Black History Must Include African Math History
My first year in a public school, as a sixth-grader, was a learning curve.
My previous experiences with private schooling and homeschooling did not prepare me for what public schooling entailed. All at once, I had to adjust to middle school, new grading scales, approaches to standardized tests and classroom culture.
My math teacher was adamant about preparing us for our springtime standardized assessments and used various mediums to strengthen our strategic thinking.
During the prep weeks leading up to the tests, I’ll never forget how she removed all of our traditional breaktime board games, keeping only games to exercise our minds in the math space, like the 24 game and mancala.
Mancala’s rich African roots drew me to the game. I remember telling my parents about it and eventually showing them how to play it at my school's math night.
That year, my parents gave it to me for Christmas, and I was able to utilize strategy at home while playing with my family.
If my teacher hadn't included that piece of African history in our assessment study, I’m not sure I would ever have known what the game was or how significant it was to my own culture.
African Math History Should Be Treated As Math History
It is no longer acceptable for teachers not to see math education as a space for acknowledging Black history. Black History Month provides an excellent opportunity for teachers to engage students in math’s Black history and make a monumental difference in their learning.
Math holds a privileged and prioritized place in the school curriculum because it is applicable and can crossover easily in other content areas. It can be contextualized – just like Black history.
Math has always held crucial importance throughout the continent of Africa, but this fact hasn’t been reinforced in schools and colleges elsewhere.
However, inclusive classrooms consider the context of Black mathematicians and incorporate that history to focus on comprehensive learning. Students benefit not just from learning math formulas, but from understanding the context and nature of the field, as well as the leaps and strides that have been made since the earliest applications of math.
Revamping a curriculum can be intimidating. But acknowledging the Black history of math doesn’t have to be viewed that way. Ethnic studies in math is important, but African math practices are translated all over the world today and have manifested in so many ways that it should be viewed as standard history.
For example, the oldest known mathematical artifact is a bone from the Lebombo mountains in Eswatini and South Africa that dates back to 35,000 BC. The Lebombo bone resembles the calendar sticks that are still used for making tallies in Namibia.
According to “The Universal Book of Mathematics,” the Lebombo bone’s 29 notches could have been used as a lunar phase counter, which suggests African women may have been the first mathematicians, because tracking menstrual cycles requires a lunar calendar.
While math history is not included in the math standards across curriculums, the anecdote of the Lebombo bone is one of many capturing the intersection between math and African culture that can personalize a student’s learning experience. Using a storytelling approach to teaching African history in math is a practical way for teachers to blend this into their regular curriculum.

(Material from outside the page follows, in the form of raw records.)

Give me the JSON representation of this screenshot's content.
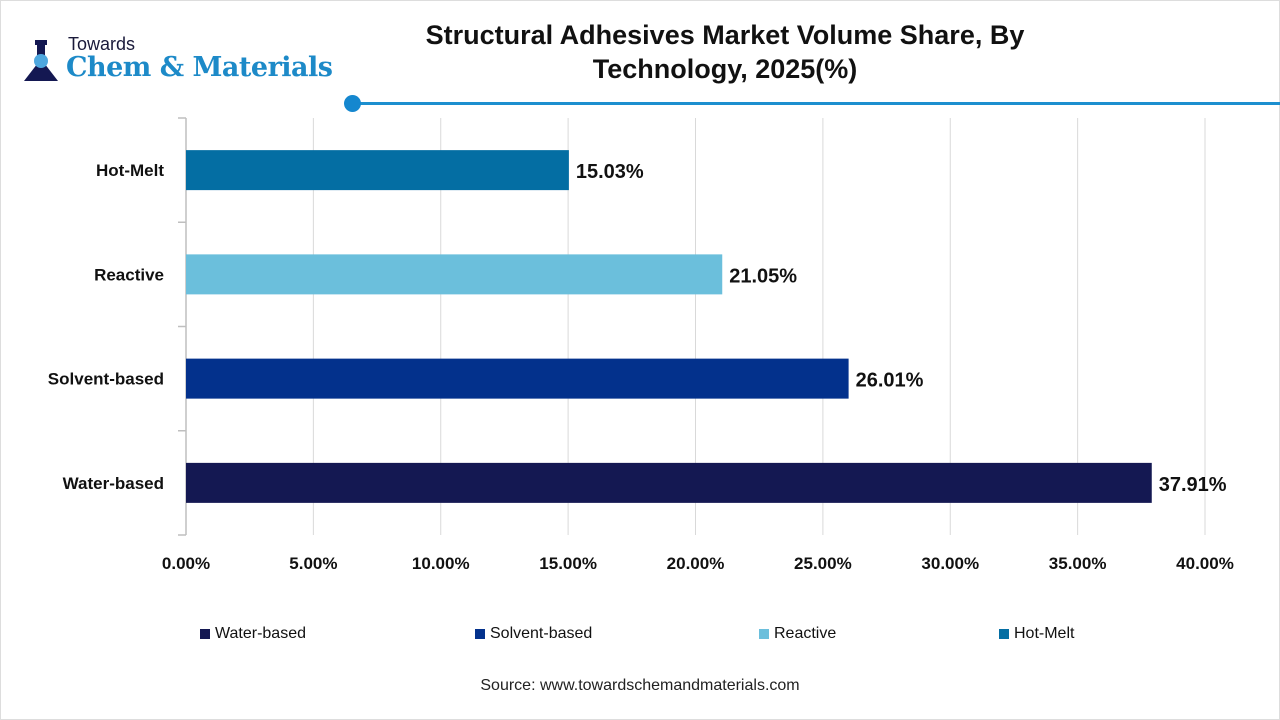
{
  "logo": {
    "line1": "Towards",
    "line2": "Chem & Materials",
    "accent": "#1d8ac8"
  },
  "source": "Source: www.towardschemandmaterials.com",
  "chart_data": {
    "type": "bar",
    "orientation": "horizontal",
    "title": "Structural Adhesives Market Volume Share, By Technology, 2025(%)",
    "categories": [
      "Hot-Melt",
      "Reactive",
      "Solvent-based",
      "Water-based"
    ],
    "values": [
      15.03,
      21.05,
      26.01,
      37.91
    ],
    "value_labels": [
      "15.03%",
      "21.05%",
      "26.01%",
      "37.91%"
    ],
    "colors": [
      "#046ea3",
      "#6bbfdc",
      "#03318c",
      "#141852"
    ],
    "xlim": [
      0,
      40
    ],
    "xticks": [
      "0.00%",
      "5.00%",
      "10.00%",
      "15.00%",
      "20.00%",
      "25.00%",
      "30.00%",
      "35.00%",
      "40.00%"
    ],
    "grid": "vertical",
    "legend_position": "bottom",
    "legend": [
      {
        "label": "Water-based",
        "color": "#141852"
      },
      {
        "label": "Solvent-based",
        "color": "#03318c"
      },
      {
        "label": "Reactive",
        "color": "#6bbfdc"
      },
      {
        "label": "Hot-Melt",
        "color": "#046ea3"
      }
    ]
  }
}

To cultivate students’ collective learning, teachers can start small, by sharing anecdotes or reviewing cultural facts of the day. Discussing the history of African weaving and including a demonstration of textiles in geometry classes can also boost morale and hands-on learning into the classroom.
Numbers are a powerful tool in African culture, so sharing the long histories of various methods of counting in numerical order is a fun activity for early math learners.
As I learned years ago, African games with a math foundation, like mancala, are another way to bring African math culture to light.
Developing Math Identity Through Representation
Culturally affirming practices validate and celebrate Black knowledge. When students know about the history of math in this context, it not only brings them a new respect for African culture but a stronger connection to it. Black students see their own history reflected in the origins of math.
Including that history disrupts negative stereotypes that have been associated with Black-diasporan students. Moreover, this reminds all students of the importance of math in Africa and opens minds about who is at the center of knowledge.
Teaching African History In Math Contributes To An Antiracist Practice
Historically, there has been a lack of teaching about African influence or worse, erroneous teaching about the continent’s contributions to learning, particularly in math.
Math has often been taught as something students need to conquer, distanced from lived experience, rather than by learning about the lives of mathematicians and understanding that math arises from the meaning of life we create for ourselves.
When teachers accurately present the African history of mathematics, it introduces a human practice. Math comes out of the stories of life and real people, who have grappled with trying to understand our physical environment and made sense of it through numbers and logical thinking.
If students were taught that math is something created by people to help people understand their surroundings, it would be much more human and result in a better growth mindset associated with math.
Connecting this concept for students is indeed a part of an antiracist practice, and resources exist to help teachers who want to make their classrooms more inclusive of African math history.